Kernel-Land vs. Userland


In Linux, a bright line exists between the kernel’s execution context and that of the programs being run. The kernel’s context is called kernel-land or kernel space and encompasses all the device interaction, threads, interrupt handlers, data structures, and memory. When a program is executed, the kernel creates a virtual memory address, configures resource descriptors (like those for files, timers, and semaphores), loads the program into memory, and configures the processor’s registers to start execution. All of this activity occurs in userland. These two execution contexts can communicate under controlled circumstances but are otherwise separate and distinct. Although the kernel and userland are separate and distinct, they’re very much related. When the kernel boots, it initializes (and registers) devices that can be used later in the startup process or when the system is up and running. For example, when a board boots that has a USB host controller, the driver for that device initializes in the kernel; in userland, programs can run that interrogate the devices attached to the USB bus and load corresponding drivers.
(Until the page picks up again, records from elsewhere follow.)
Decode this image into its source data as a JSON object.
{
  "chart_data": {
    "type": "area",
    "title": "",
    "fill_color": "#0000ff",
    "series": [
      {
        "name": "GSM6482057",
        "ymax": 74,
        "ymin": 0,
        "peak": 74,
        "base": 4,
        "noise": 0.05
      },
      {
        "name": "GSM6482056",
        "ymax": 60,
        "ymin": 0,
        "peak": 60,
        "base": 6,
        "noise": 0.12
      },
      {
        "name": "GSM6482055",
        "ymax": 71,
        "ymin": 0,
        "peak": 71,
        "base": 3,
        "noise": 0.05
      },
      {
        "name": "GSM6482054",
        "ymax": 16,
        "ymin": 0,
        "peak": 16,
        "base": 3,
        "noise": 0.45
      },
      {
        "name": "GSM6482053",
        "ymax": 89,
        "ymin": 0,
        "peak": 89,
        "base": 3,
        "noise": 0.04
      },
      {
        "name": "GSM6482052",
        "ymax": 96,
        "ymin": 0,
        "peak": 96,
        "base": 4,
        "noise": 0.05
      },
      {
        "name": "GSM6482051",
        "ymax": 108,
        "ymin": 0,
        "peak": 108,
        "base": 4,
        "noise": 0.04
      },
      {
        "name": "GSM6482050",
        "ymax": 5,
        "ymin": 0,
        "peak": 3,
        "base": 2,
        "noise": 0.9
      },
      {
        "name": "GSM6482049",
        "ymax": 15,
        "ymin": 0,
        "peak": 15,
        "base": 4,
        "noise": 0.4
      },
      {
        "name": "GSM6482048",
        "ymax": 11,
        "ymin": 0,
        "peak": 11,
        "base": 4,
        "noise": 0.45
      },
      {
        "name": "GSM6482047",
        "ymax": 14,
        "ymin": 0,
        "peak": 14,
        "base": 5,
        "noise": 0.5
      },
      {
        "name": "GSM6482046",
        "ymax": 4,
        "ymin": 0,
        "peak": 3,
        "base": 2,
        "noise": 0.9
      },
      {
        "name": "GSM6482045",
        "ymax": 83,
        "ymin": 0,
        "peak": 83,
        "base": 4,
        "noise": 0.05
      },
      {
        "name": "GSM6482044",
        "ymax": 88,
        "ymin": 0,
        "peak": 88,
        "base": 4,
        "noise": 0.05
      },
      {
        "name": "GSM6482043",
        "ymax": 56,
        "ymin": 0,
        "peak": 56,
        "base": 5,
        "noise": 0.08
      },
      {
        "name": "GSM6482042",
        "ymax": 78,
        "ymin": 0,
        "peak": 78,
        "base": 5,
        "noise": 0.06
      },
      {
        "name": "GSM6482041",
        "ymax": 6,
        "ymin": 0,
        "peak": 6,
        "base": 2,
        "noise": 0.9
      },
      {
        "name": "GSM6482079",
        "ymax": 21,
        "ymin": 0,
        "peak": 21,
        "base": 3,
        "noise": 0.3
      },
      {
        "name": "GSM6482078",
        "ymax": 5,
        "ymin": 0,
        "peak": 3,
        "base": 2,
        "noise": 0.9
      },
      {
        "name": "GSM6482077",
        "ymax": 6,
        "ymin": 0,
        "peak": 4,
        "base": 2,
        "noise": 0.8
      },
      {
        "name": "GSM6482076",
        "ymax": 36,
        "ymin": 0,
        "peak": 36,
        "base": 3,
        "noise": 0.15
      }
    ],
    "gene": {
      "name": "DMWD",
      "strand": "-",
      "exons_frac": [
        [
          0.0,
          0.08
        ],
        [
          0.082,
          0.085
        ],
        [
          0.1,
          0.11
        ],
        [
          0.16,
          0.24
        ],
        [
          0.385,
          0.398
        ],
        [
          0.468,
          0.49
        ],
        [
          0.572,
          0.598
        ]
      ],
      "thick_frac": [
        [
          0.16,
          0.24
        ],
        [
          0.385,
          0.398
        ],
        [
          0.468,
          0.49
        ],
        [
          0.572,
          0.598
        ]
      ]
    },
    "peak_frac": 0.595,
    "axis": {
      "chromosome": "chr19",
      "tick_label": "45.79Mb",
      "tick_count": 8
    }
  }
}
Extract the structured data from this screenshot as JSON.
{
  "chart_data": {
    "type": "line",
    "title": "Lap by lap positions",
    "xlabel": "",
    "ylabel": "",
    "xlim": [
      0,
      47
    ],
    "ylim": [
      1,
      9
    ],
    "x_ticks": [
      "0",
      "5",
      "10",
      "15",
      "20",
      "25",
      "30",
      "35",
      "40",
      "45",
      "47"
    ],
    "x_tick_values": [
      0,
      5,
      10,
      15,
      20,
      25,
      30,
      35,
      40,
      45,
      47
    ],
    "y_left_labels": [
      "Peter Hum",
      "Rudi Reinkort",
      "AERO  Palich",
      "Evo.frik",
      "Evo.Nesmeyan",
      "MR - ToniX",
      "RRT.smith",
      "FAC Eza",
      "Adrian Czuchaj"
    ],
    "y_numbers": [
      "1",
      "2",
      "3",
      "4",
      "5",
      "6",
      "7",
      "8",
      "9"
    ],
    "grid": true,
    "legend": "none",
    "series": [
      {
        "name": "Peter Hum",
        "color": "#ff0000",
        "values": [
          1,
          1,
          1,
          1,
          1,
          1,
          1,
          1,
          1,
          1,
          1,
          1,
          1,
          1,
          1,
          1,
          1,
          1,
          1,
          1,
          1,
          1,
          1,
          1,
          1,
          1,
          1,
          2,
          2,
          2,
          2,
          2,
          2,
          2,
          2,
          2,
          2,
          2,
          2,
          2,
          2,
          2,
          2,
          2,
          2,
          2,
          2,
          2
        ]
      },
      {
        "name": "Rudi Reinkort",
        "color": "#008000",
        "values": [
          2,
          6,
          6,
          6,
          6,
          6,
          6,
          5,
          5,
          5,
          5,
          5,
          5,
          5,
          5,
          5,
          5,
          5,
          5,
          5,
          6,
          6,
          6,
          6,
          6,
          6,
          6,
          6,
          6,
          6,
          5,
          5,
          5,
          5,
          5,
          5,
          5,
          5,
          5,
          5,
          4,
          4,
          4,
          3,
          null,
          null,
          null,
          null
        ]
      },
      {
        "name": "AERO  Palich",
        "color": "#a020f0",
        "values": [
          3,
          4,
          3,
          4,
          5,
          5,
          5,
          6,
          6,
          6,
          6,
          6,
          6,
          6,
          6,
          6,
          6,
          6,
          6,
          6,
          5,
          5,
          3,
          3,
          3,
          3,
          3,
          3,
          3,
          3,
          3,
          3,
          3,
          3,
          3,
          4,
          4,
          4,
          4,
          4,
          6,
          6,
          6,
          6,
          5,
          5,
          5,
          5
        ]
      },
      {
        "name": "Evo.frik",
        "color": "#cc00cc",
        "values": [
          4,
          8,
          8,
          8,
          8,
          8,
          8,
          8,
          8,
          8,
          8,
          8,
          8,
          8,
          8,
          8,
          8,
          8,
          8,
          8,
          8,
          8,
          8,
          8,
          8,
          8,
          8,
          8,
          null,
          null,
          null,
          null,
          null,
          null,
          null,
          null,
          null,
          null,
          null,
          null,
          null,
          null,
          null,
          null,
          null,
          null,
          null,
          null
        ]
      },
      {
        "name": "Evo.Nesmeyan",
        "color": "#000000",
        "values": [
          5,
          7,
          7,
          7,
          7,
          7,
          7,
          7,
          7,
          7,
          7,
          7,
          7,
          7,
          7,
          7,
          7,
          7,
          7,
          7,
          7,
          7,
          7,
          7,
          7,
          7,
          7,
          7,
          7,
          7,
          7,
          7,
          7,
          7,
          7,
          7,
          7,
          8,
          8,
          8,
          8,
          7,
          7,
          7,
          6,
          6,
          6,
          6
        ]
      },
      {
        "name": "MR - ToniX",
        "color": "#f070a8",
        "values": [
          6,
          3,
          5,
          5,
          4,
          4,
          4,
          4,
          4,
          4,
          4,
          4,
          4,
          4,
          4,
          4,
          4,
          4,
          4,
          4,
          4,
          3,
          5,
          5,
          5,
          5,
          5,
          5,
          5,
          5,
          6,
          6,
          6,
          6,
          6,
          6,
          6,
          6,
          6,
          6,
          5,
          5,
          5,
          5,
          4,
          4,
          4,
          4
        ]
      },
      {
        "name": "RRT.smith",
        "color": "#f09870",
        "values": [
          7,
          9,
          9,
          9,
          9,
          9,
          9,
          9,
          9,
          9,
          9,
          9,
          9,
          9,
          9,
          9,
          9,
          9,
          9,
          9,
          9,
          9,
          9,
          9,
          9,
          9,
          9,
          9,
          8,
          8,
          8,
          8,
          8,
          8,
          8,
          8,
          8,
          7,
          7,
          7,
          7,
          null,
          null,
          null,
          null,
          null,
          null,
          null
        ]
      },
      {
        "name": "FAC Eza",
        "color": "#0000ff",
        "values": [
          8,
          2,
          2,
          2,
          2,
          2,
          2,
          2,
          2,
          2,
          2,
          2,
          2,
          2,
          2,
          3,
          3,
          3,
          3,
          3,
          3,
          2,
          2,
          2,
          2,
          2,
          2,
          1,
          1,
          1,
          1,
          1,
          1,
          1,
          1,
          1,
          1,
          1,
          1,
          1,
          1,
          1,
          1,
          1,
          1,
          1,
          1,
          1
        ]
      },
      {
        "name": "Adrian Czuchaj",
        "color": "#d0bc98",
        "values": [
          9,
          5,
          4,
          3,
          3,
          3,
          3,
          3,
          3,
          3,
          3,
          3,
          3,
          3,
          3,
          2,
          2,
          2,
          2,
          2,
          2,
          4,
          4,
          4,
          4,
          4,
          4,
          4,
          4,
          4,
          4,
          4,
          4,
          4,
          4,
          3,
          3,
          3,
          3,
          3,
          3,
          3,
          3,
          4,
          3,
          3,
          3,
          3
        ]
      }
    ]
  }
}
Understanding the hand-off from the kernel to the first userland process helps when you’re debugging startup problems and trying to reduce startup time. From a diagnostic perspective, knowing that the kernel started successfully means booting problems have been automatically narrowed to something in the root file system or initial RAM disk. From a performance perspective, knowing that a configuration step can be done in the kernel or userland (such as assigning an IP address to a network adapter) means certain activities can be deferred until later and scheduled such that system appears to boot faster, or when you can more readily control the configuration process.